Shakespeare thought “The Tempest” would be his last play. The technology of the stage had left him behind, so in a sort of final flourish he built a play that exploited the new special effects, costume and stage technologies, far better than his contemporaries. And within that he placed a surrogate of himself. The play is full of deep observations on the nature of life and reason. Each of these is essential to his purpose, which was to present himself through ideas. Few of these were necessary to advance the story. Much was made of the plays within the play and who controls what elements of them

Fellini similarly believed this to be his final film. At 62, already advised that his heart would give out, he poured everything he wanted to say into this. Yes, he always did that, but this time he used “The Tempest” as his guide. Afterwards he would go to Peru for inspiration.

The film is folded into a literal opera, an opera about the life of a famous opera star, which morphs from small stories (a sing-off in the boiler-room) into an opera of war.

Orthogonally, the film is folded twice into an inner film being made of the event and an outer film of the film. The way we are introduced to these two devices simultaneously is one of the most trilling beginnings in the history of cinema. There is an inner, inner seance.
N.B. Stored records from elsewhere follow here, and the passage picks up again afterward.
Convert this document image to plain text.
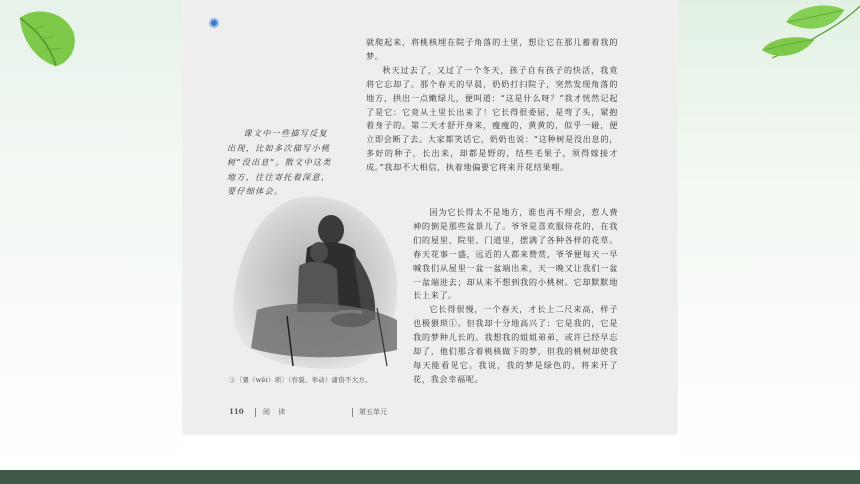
就爬起来，将桃核埋在院子角落的土里，想让它在那儿蓄着我的梦。

秋天过去了，又过了一个冬天，孩子自有孩子的快活，我竟将它忘却了。那个春天的早晨，奶奶打扫院子，突然发现角落的地方，拱出一点嫩绿儿，便叫道：“这是什么呀？”我才恍然记起了是它：它竟从土里长出来了！它长得很委屈，是弯了头，紧抱着身子的。第二天才舒开身来，瘦瘦的，黄黄的，似乎一碰，便立即会断了去。大家都笑话它，奶奶也说：“这种树是没出息的，多好的种子，长出来，却都是野的，结些毛果子，须得嫁接才成。”我却不大相信，执着地偏要它将来开花结果哩。

课文中一些描写反复出现，比如多次描写小桃树“没出息”。散文中这类地方，往往寄托着深意，要仔细体会。

因为它长得太不是地方，谁也再不理会，惹人费神的倒是那些盆景儿了。爷爷是喜欢服侍花的，在我们的屋里、院里、门道里，摆满了各种各样的花草。春天花事一盛，远近的人都来赞赏，爷爷便每天一早喊我们从屋里一盆一盆端出来，天一晚又让我们一盆一盆端进去；却从来不想到我的小桃树。它却默默地长上来了。

它长得很慢，一个春天，才长上二尺来高，样子也极猥琐①。但我却十分地高兴了：它是我的，它是我的梦种儿长的。我想我的姐姐弟弟，或许已经早忘却了，他们那含着桃核做下的梦，但我的桃树却使我每天能看见它。我说，我的梦是绿色的，将来开了花，我会幸福呢。

①〔猥（wěi）琐〕（容貌、举动）庸俗不大方。
110	阅 读	第五单元
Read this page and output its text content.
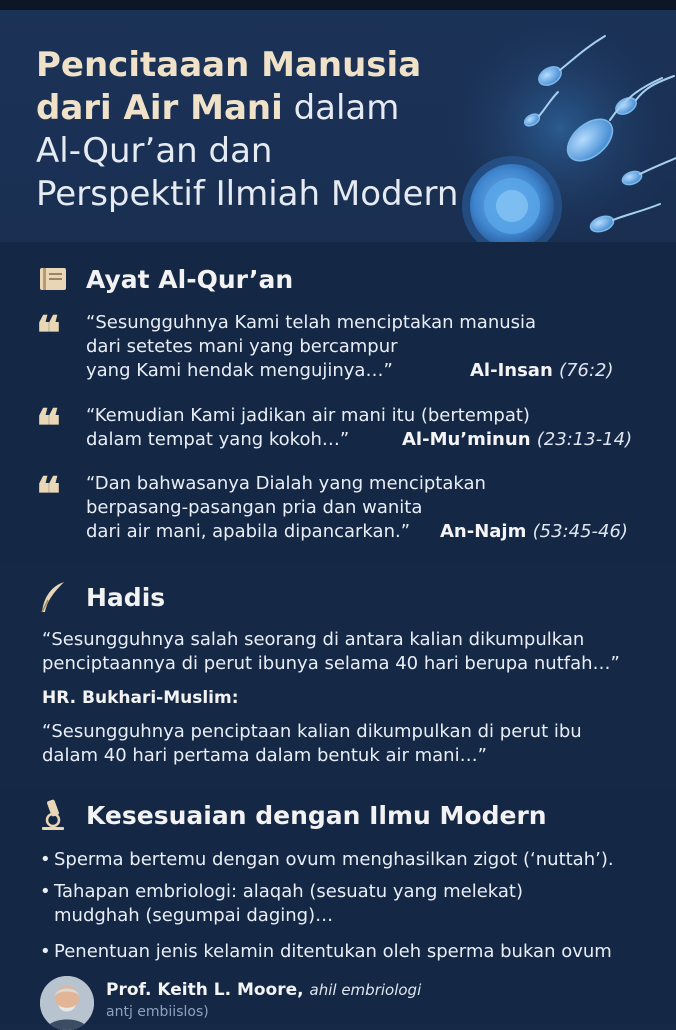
Pencitaaan Manusia
dari Air Mani dalam
Al-Qur’an dan
Perspektif Ilmiah Modern
Ayat Al-Qur’an
❝ “Sesungguhnya Kami telah menciptakan manusia
dari setetes mani yang bercampur
yang Kami hendak mengujinya…”	Al-Insan (76:2)
❝ “Kemudian Kami jadikan air mani itu (bertempat)
dalam tempat yang kokoh…”	Al-Mu’minun (23:13-14)
❝ “Dan bahwasanya Dialah yang menciptakan
berpasang-pasangan pria dan wanita
dari air mani, apabila dipancarkan.”	An-Najm (53:45-46)
Hadis
“Sesungguhnya salah seorang di antara kalian dikumpulkan
penciptaannya di perut ibunya selama 40 hari berupa nutfah…”
HR. Bukhari-Muslim:
“Sesungguhnya penciptaan kalian dikumpulkan di perut ibu
dalam 40 hari pertama dalam bentuk air mani…”
Kesesuaian dengan Ilmu Modern
• Sperma bertemu dengan ovum menghasilkan zigot (‘nuttah’).
• Tahapan embriologi: alaqah (sesuatu yang melekat)
mudghah (segumpai daging)…
• Penentuan jenis kelamin ditentukan oleh sperma bukan ovum
Prof. Keith L. Moore, ahil embriologi
antj embiislos)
As a film experience, it is much like “Duck Soup,” where the fakery and frippery is exposed and unremarked on: in the thing itself; in the ridiculous pomp of “royalty;” in the strutting of the artists, all conflated.

I would have been tempted to give this the honour of being one of the two Fellini films I set as fours. That would be because when a man prepares to die, it matters what he says. But it so happens that he thought the same before the two I picked.

Posted in 2010

Ted’s Evaluation — 3 of 3: Worth watching.